Dear Mr. Hammarberg:

We write to alert you to the arbitrary detention by Chechen law enforcement officers of four staff members of the Grozny office of the Memorial Human Rights Center. During their detention, they were harassed and threatened with execution, and their belongings were seized and tampered with. We urge you to raise this highly troubling detention with the Russian and Chechen authorities to make sure that they support the unhindered work of human rights defenders. We also ask that you seek assurances that such threats to and detentions of Memorial stop immediately.

The four Memorial staff, Shakhman Akbulatov, Zarema Mukusheva, Milana Bakhaeva, and Yaragi Gayrbekov, were filming a building in the village of Goity on June 17 at around 5:15 p.m. when they were detained, allegedly to determine their identities. Previous reports from human rights groups, local residents, and other investigations all indicated that the building they were filming had been extensively used to confine unlawfully detained people, most of whom remain missing.

The four were approached by several armed men in civilian clothing who, calling themselves “service personnel” (in Russian, “sotrudniki sluzhby”) but not providing any identification, confiscated the Memorial workers’ IDs and video camera, and brought them to the Urus-Martan District Police Department (ROVD) for an identity check.
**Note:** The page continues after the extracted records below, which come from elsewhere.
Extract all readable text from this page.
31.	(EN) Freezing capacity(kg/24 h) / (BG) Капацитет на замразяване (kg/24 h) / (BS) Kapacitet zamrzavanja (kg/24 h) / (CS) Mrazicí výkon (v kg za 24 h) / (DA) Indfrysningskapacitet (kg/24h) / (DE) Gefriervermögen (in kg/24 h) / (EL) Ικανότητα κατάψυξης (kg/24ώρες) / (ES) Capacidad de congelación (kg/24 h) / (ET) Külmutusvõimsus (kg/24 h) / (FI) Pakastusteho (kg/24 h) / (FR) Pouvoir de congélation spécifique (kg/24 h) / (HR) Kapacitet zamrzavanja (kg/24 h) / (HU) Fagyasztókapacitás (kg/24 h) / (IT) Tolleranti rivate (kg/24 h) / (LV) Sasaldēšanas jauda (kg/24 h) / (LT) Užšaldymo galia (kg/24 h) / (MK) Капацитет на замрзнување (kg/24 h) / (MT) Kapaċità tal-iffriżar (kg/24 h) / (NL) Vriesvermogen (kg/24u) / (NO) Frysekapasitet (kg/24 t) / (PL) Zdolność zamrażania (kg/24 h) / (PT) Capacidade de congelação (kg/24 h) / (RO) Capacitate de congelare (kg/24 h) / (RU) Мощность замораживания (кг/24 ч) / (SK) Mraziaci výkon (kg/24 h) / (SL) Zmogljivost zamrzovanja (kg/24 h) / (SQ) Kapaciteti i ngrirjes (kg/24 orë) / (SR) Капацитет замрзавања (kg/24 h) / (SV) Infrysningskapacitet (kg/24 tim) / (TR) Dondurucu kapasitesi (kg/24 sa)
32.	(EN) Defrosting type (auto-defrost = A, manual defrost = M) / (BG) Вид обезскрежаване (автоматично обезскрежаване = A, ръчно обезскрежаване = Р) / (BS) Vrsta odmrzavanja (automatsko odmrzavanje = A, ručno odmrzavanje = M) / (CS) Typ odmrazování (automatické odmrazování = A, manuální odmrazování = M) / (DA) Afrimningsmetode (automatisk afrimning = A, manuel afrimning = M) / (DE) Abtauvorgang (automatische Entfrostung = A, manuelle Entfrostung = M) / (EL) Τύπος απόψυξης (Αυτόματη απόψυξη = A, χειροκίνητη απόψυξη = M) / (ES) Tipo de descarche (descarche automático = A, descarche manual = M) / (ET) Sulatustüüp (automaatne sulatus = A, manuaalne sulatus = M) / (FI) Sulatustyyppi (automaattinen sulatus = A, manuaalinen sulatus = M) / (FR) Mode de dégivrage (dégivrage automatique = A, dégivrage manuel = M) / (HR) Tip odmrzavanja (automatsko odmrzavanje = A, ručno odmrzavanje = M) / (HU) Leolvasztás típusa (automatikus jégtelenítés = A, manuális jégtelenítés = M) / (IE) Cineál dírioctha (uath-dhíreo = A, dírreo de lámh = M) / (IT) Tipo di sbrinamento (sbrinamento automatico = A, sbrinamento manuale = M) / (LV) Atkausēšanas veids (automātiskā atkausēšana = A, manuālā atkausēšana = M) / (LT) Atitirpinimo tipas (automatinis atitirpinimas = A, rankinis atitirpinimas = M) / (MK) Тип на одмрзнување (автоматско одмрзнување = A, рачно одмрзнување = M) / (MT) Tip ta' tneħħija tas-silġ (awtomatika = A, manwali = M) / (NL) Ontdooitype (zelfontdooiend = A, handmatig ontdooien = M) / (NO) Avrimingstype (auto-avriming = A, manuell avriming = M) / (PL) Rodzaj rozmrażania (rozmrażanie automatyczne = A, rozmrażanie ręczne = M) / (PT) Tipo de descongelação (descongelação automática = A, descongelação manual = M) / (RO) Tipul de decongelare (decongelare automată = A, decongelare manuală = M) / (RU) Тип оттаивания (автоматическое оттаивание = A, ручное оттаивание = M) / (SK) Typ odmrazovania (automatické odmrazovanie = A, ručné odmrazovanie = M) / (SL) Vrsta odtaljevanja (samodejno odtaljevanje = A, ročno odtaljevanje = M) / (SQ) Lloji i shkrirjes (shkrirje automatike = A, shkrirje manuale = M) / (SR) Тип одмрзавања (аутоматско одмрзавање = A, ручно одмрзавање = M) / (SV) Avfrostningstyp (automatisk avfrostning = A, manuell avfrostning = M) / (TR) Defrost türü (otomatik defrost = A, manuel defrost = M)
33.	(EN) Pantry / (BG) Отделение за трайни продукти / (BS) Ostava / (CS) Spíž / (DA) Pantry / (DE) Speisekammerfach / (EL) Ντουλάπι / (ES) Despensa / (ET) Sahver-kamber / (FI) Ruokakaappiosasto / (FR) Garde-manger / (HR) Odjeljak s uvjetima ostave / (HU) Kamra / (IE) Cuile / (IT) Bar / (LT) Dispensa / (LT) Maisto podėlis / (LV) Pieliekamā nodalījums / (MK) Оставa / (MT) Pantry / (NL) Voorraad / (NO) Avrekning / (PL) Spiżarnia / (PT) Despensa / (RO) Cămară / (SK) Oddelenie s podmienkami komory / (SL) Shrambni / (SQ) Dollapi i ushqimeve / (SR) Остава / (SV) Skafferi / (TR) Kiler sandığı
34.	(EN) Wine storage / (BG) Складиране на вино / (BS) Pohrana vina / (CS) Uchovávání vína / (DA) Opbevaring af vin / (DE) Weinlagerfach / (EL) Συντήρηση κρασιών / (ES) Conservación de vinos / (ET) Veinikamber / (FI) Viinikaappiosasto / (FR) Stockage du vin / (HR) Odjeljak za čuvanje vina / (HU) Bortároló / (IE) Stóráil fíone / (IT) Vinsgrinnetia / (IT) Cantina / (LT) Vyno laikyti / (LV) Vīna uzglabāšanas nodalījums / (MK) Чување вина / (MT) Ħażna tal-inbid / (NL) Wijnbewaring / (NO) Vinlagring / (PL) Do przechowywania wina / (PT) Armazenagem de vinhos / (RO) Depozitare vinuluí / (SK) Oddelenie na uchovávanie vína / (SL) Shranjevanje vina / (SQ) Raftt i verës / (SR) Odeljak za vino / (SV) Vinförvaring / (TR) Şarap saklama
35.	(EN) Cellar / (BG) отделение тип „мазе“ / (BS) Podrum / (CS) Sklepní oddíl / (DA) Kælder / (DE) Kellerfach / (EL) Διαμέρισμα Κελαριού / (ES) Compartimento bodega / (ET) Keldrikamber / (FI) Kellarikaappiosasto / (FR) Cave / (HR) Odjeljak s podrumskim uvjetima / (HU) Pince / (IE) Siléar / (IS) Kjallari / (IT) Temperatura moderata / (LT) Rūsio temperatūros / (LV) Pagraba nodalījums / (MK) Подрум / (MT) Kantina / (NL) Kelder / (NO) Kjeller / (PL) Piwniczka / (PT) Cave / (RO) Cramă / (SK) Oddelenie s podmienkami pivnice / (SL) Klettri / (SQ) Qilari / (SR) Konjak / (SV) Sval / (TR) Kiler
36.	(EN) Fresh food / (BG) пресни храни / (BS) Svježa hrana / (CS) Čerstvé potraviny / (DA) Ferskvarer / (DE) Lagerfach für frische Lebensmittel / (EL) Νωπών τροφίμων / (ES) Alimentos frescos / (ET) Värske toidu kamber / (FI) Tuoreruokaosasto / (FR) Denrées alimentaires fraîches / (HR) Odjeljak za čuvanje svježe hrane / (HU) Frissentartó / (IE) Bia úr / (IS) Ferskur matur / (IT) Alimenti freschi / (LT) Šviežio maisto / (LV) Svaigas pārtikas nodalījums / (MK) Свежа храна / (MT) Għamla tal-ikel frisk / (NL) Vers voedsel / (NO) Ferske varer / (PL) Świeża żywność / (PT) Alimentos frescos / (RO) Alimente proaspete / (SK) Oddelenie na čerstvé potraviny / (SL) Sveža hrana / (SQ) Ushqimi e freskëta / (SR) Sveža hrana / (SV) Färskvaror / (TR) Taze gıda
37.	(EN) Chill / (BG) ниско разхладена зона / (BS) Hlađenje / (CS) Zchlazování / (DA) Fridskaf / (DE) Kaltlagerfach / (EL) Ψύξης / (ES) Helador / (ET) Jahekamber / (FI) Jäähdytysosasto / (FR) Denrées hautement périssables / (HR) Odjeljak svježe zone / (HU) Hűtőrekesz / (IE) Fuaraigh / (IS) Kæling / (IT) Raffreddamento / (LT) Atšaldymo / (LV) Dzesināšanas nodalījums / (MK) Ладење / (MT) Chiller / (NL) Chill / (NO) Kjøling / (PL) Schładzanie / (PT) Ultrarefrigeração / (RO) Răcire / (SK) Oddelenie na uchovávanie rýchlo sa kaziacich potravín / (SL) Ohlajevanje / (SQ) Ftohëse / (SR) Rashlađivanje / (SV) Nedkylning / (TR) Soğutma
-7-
There, the police accused the four of unsanctioned videotaping; collecting information for the Caucus-Center, a Chechen insurgent website, and, a website affiliated with the political opposition in Ingushetia; and of disseminating allegations about the police’s secret prison, torture, and killings. Police also accused them of working for and supporting “Wahhabists” and urging them to kill police officers.

Police separated Shakhman Akbulatov, head of Memorial in Grozny, from the rest of the group. Akbulatov was questioned first by a man who identified himself as Detective Abdul, and then by six or seven men in camouflage and civilian clothing. They insulted and threatened Akbulatov without allowing him to answer their questions. They asserted that Memorial was forbidden from taping the facility without the permission of the local authorities because of a recent insurgent attack on a motorcade in the village of Chishki and another attack on the village of Benoy-Vedeno. One officer who appeared to be in charge claimed that Memorial had accused him of being the leader of a “[law enforcement] gang” that disappeared and killed people, and said that it was time for them confirm their suspicions. The officer added, “you’ll be sorry you got mixed up with us.” Another officer suggested they bring the four from Memorial to the village of Alkhazurovo, where several policemen had been killed in an attack, and execute them.

The police prevented a Memorial lawyer from gaining access to the detainees for a period of time. The lawyer was admitted only as the detention was ending. Before their release, the police required Akbulatov and Mukusheva to provide a written explanation of their activities in Goity, photographed them both, searched their car, and erased their video recordings. The detention was officially registered as aimed at ascertaining the identity of Akbulatov, Mukusheva, Bakhaeva, and Gayrbekov. As all four presented their passports and Memorial IDs immediately upon request, this explanation seems unfounded. The circumstances of the detention indicate that the detention was specifically aimed at intimidating Memorial personnel and discouraging them from collecting data on human rights abuses in the region.

While Akbulatov, Mukusheva, Bakhaeva, and Gayrbekov have been released, the threat of similar detentions and violence against human rights defenders in Chechnya remains. As you know, Memorial has been subjected to a series of threats and harassment in the past year. Memorial’s Russian and international partners highly value and respect their accurate, on-the-ground reporting. It is understandably very difficult for Memorial or other human rights defenders to work in Chechnya in such a hostile environment. We urge you to follow up with the Russian and Chechen authorities to investigate this incident, and seek assurances that such detentions and threats will not happen in the future. We also urge you to specifically monitor the safety of Memorial staff in the North Caucasus.